NOX-A12 steady-state plasma levels were in the targeted range following administration of 200 mg per week. With a data cutoff date of October 23, 2020, the adverse event profile was similar to that expected from radiotherapy alone in glioblastoma patients. Eighteen of 90 adverse events were noted as being potentially related to NOX-A12 and disease or radiotherapy. There were five adverse events potentially related only to NOX-A12 which were all mild or moderate (grade 1 or 2), confirming the manageable safety and tolerability profile for NOX-A12 in combination with radiotherapy.
"It is encouraging to see that two of the first three patients are responding to treatment with shrinking tumor volumes, indicating early signs of clinical activity, especially considering that this is the lowest NOX-A12 dose being tested. Next, we need to follow up with the patients to understand how their condition will evolve over time, especially after the completion of therapy after six months," said Dr. Jarl Ulf Jungnelius, Senior Medical Advisor to NOXXON Pharma.
Going forward NOXXON’s planned clinical development strategy for NOX-A12 will be focused on two indications: brain cancer and pancreatic cancer. Each indication will test a different combination strategy, thereby providing multiple possibilities to successfully advance the clinical development plan: NOX-A12 plus radiotherapy in brain cancer, and NOX-A12 plus immuno-/chemotherapy in pancreatic cancer.

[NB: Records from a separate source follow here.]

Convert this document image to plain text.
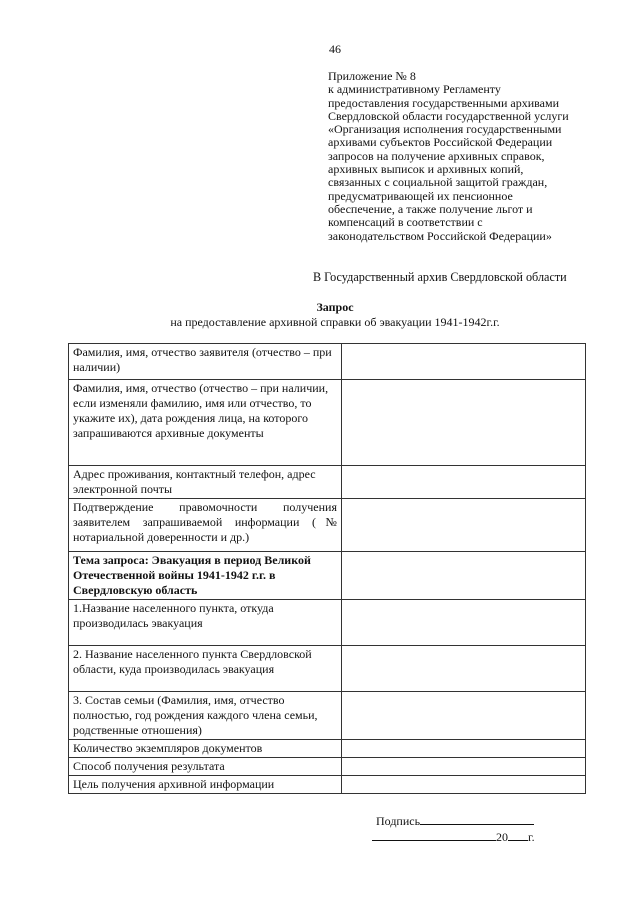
46
Приложение № 8
к административному Регламенту
предоставления государственными архивами
Свердловской области государственной услуги
«Организация исполнения государственными
архивами субъектов Российской Федерации
запросов на получение архивных справок,
архивных выписок и архивных копий,
связанных с социальной защитой граждан,
предусматривающей их пенсионное
обеспечение, а также получение льгот и
компенсаций в соответствии с
законодательством Российской Федерации»
В Государственный архив Свердловской области
Запрос
на предоставление архивной справки об эвакуации 1941-1942г.г.
Фамилия, имя, отчество заявителя (отчество – при наличии)	
Фамилия, имя, отчество (отчество – при наличии, если изменяли фамилию, имя или отчество, то укажите их), дата рождения лица, на которого запрашиваются архивные документы	
Адрес проживания, контактный телефон, адрес электронной почты	
Подтверждение правомочности получения заявителем запрашиваемой информации (№ нотариальной доверенности и др.)	
Тема запроса: Эвакуация в период Великой Отечественной войны 1941-1942 г.г. в Свердловскую область	
1.Название населенного пункта, откуда производилась эвакуация	
2. Название населенного пункта Свердловской области, куда производилась эвакуация	
3. Состав семьи (Фамилия, имя, отчество полностью, год рождения каждого члена семьи, родственные отношения)	
Количество экземпляров документов	
Способ получения результата	
Цель получения архивной информации	
Подпись
20 г.
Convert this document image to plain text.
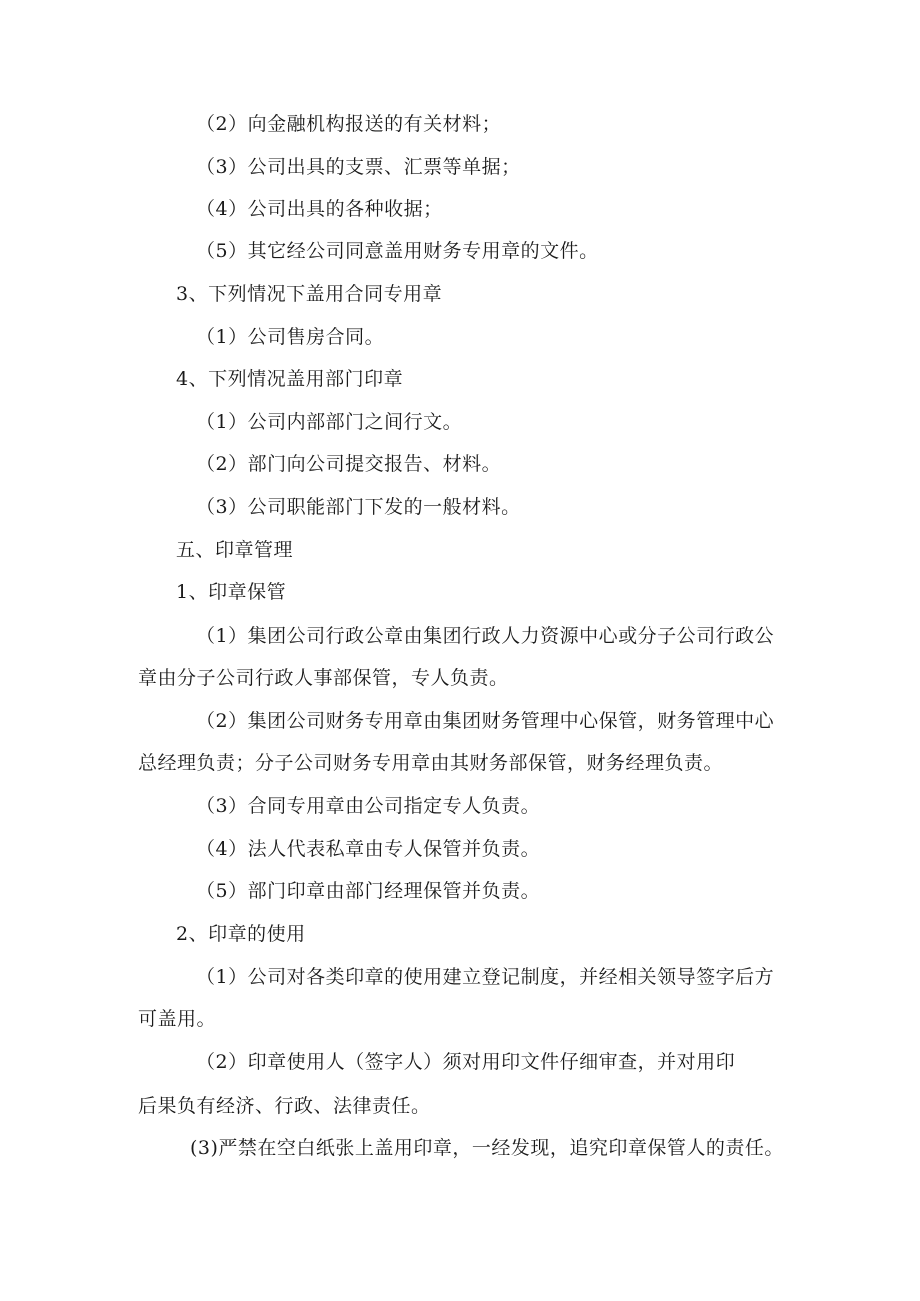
（2）向金融机构报送的有关材料；
（3）公司出具的支票、汇票等单据；
（4）公司出具的各种收据；
（5）其它经公司同意盖用财务专用章的文件。
3、下列情况下盖用合同专用章
（1）公司售房合同。
4、下列情况盖用部门印章
（1）公司内部部门之间行文。
（2）部门向公司提交报告、材料。
（3）公司职能部门下发的一般材料。
五、印章管理
1、印章保管
（1）集团公司行政公章由集团行政人力资源中心或分子公司行政公
章由分子公司行政人事部保管，专人负责。
（2）集团公司财务专用章由集团财务管理中心保管，财务管理中心
总经理负责；分子公司财务专用章由其财务部保管，财务经理负责。
（3）合同专用章由公司指定专人负责。
（4）法人代表私章由专人保管并负责。
（5）部门印章由部门经理保管并负责。
2、印章的使用
（1）公司对各类印章的使用建立登记制度，并经相关领导签字后方
可盖用。
（2）印章使用人（签字人）须对用印文件仔细审查，并对用印
后果负有经济、行政、法律责任。
(3)严禁在空白纸张上盖用印章，一经发现，追究印章保管人的责任。
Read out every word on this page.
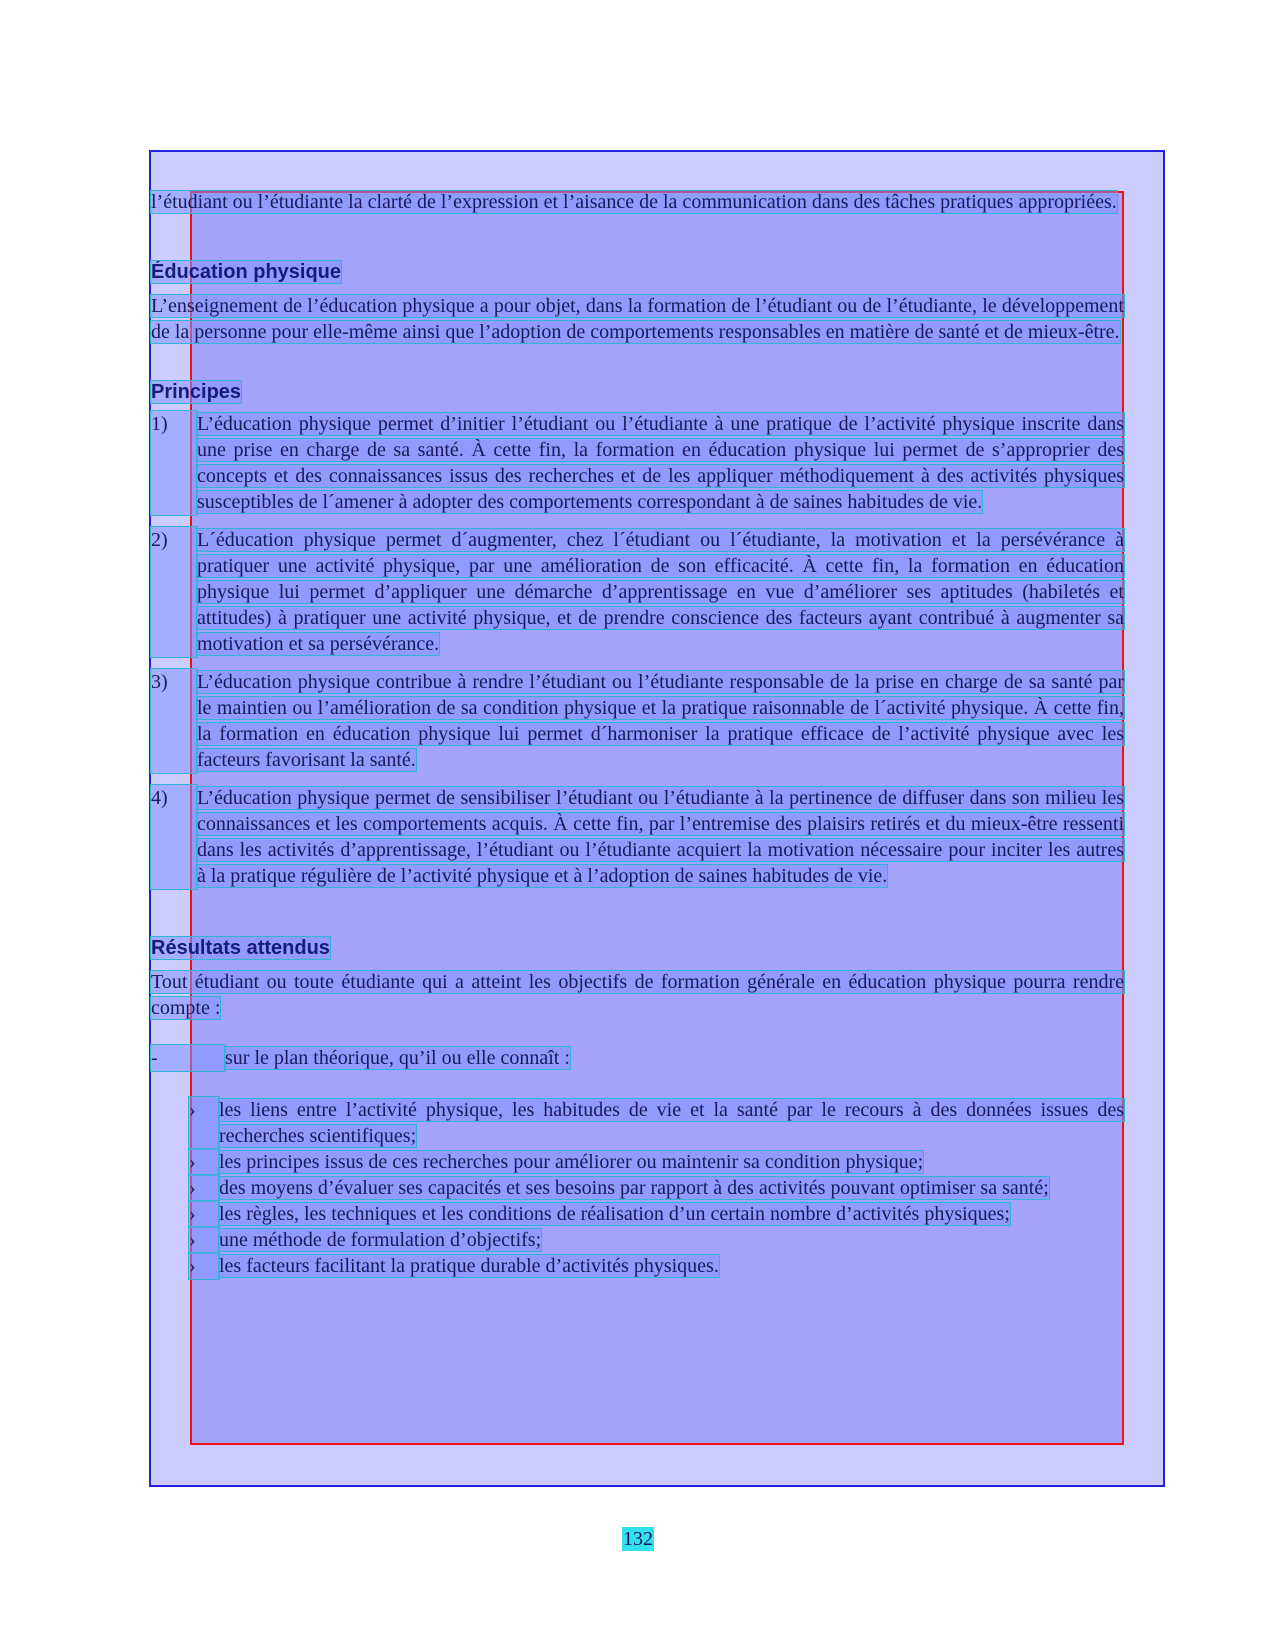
l’étudiant ou l’étudiante la clarté de l’expression et l’aisance de la communication dans des tâches pratiques appropriées.

Éducation physique

L’enseignement de l’éducation physique a pour objet, dans la formation de l’étudiant ou de l’étudiante, le développement de la personne pour elle-même ainsi que l’adoption de comportements responsables en matière de santé et de mieux-être.

Principes
1)	L’éducation physique permet d’initier l’étudiant ou l’étudiante à une pratique de l’activité physique inscrite dans une prise en charge de sa santé. À cette fin, la formation en éducation physique lui permet de s’approprier des concepts et des connaissances issus des recherches et de les appliquer méthodiquement à des activités physiques susceptibles de l´amener à adopter des comportements correspondant à de saines habitudes de vie.
2)	L´éducation physique permet d´augmenter, chez l´étudiant ou l´étudiante, la motivation et la persévérance à pratiquer une activité physique, par une amélioration de son efficacité. À cette fin, la formation en éducation physique lui permet d’appliquer une démarche d’apprentissage en vue d’améliorer ses aptitudes (habiletés et attitudes) à pratiquer une activité physique, et de prendre conscience des facteurs ayant contribué à augmenter sa motivation et sa persévérance.
3)	L’éducation physique contribue à rendre l’étudiant ou l’étudiante responsable de la prise en charge de sa santé par le maintien ou l’amélioration de sa condition physique et la pratique raisonnable de l´activité physique. À cette fin, la formation en éducation physique lui permet d´harmoniser la pratique efficace de l’activité physique avec les facteurs favorisant la santé.
4)	L’éducation physique permet de sensibiliser l’étudiant ou l’étudiante à la pertinence de diffuser dans son milieu les connaissances et les comportements acquis. À cette fin, par l’entremise des plaisirs retirés et du mieux-être ressenti dans les activités d’apprentissage, l’étudiant ou l’étudiante acquiert la motivation nécessaire pour inciter les autres à la pratique régulière de l’activité physique et à l’adoption de saines habitudes de vie.
Résultats attendus

Tout étudiant ou toute étudiante qui a atteint les objectifs de formation générale en éducation physique pourra rendre compte :

-	sur le plan théorique, qu’il ou elle connaît :
›	les liens entre l’activité physique, les habitudes de vie et la santé par le recours à des données issues des recherches scientifiques;
›	les principes issus de ces recherches pour améliorer ou maintenir sa condition physique;
›	des moyens d’évaluer ses capacités et ses besoins par rapport à des activités pouvant optimiser sa santé;
›	les règles, les techniques et les conditions de réalisation d’un certain nombre d’activités physiques;
›	une méthode de formulation d’objectifs;
›	les facteurs facilitant la pratique durable d’activités physiques.
132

In brain cancer, NOXXON plans to complete the ongoing Phase 1/2 study testing three doses of NOX‑A12 combined with radiotherapy. The company is considering expanding the dose cohort, which is finally chosen for the planned pivotal trial, in order to gain experience in a larger group of patients for discussions with regulatory agencies. The next planned trial will be a pivotal, randomized Phase 2 trial comparing NOX-A12 plus radiotherapy to standard of care in MGMT unmethylated first-line glioblastoma patients. MGMT unmethylated patients represent approximately 50% of all first-line glioblastoma patients, or approximately 6,000 patients per year in the EU and 5,000 patients per year in the US.
NOXXON’s planned clinical development strategy for pancreatic cancer will initially involve a two-arm clinical trial testing the combination of NOX-A12 plus anti-PD-1 immunotherapy in second-line patients. In each arm, a different second-line standard of care chemotherapy regimen will be combined with NOX‑A12 plus anti-PD1. This will allow NOXXON to choose the best combination therapy to move forward into a randomized, controlled pivotal trial.